И Я, МАТЬ-ПЕРЕМАТЬ, ЛИШЕН КАКИХ НИ НА ЕСТЬ СПОСОБНОСТЕЙ К НЕЙ
читать дальшеЯ и «Чижика-пыжика» спеть не способен, не сфальшивив. Я даже ритма «Шагайте, воины Христовы» выдержать не могу, непременно вперед убегаю. Я, мать-перемать, лишен каких ни на есть способностей к ней . Да шел бы он, этот Сальери, со всем его манерным, нахальным нытьем. Может, оно, конечно, и худо – уметь творить музыку лишь отчасти , не так хорошо, как тебе хотелось бы. Очень я был бы рад это проверить. Но я-то, мать вашу так, вообще ничего не умею. Смотреть, как друзья теснятся у фортепьяно, распевая «Всегда ищи в жизни хорошее», «Все пройдет», «Желтую подводную лодку», «Саммер-тайм», «Лесного царя», «Она придет из-за горы», «Эдельвейс», «Мальчик резвый» – да какая, на хер, разница, что они распевают…
Я-ТО К НИМ, МАТЬ-ПЕРЕМАТЬ, ВСЕ РАВНО ПРИСОЕДИНИТЬСЯ НЕ МОГУ
И когда на дне рождения все запевают «С днем рожденья тебя», мне приходится разыгрывать мимический этюд… или бормотать и рокотать, да так низко, что расслышать меня могут только кроты, скаты и грибы. Я не просто человек, лишенный музыкального слуха; музыкально глухой – вот в чем состоит вся распродолбанная, охеренная, блядская мерзопакость .
Я ДАЖЕ НЕ ГЛУХ, МАТЬ ВАШУ ТАК, МУЗЫКАЛЬНО Я музыкально НЕМ.
Мелодии – да, вот они, все здесь, у меня в голове.

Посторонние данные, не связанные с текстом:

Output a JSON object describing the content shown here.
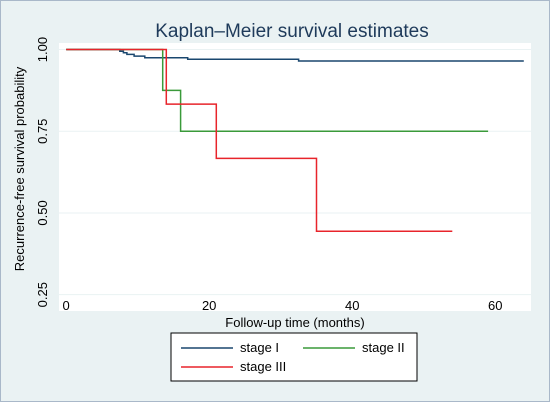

Они здесь, совершенные до последнего четвертьтонового интервала, до последней семи-деми-полу-восьмой ноты. «Хаффнер», «Фернандо», «Все, что любит Лотта», «Военный марш», «Ночь и день», «Танец феи Драже», «Я слышал это из-за лоз», «Богатырские ворота», «Тема Лары», «Отныне странник», «Помни, ты Уомбл» и даже вступительные такты «Тиля…» мать его «…Уленшпигеля», – я без каких-либо усилий могу мысленно воспроизвести их. И не только мелодии, но и гармонии, ритмические рисунки, все . Я обнаружил также, что обычно способен назвать тональность вещи – до минор, ре мажор, ми-бемоль мажор, для меня они различимы, как простые цвета, не бог весть какой ошеломительный дар, но он хотя бы доказывает, что я не лишен слуха. Однако между тем, что происходит у меня в голове, и тем, что я способен выразить посредством голоса или пальцев… именно здесь и залегает тень, густая и плотная. – Как там эта мелодийка из «Бонанзы»? – спрашивает кто-нибудь, и все хватаются за лбы и морщатся, насилуя свою память. Но вот же она, вся тема «Бонанзы», здесь, у меня в голове, со всеми ее причиндалами, полностью оркестрованная, безупречная до последней трели и триоля, каждая частность ее законченна и совершенна, и Венский филармонический играет ее в моем сознании – первая скрипка Исаак Стерн, за дирижерским пультом Фуртвенглер. Я слышу ее так же ясно, как слышу мощный рев машин, направляющихся в час пик по шоссе А47 из Кингс-Линна в Суоффем. [...]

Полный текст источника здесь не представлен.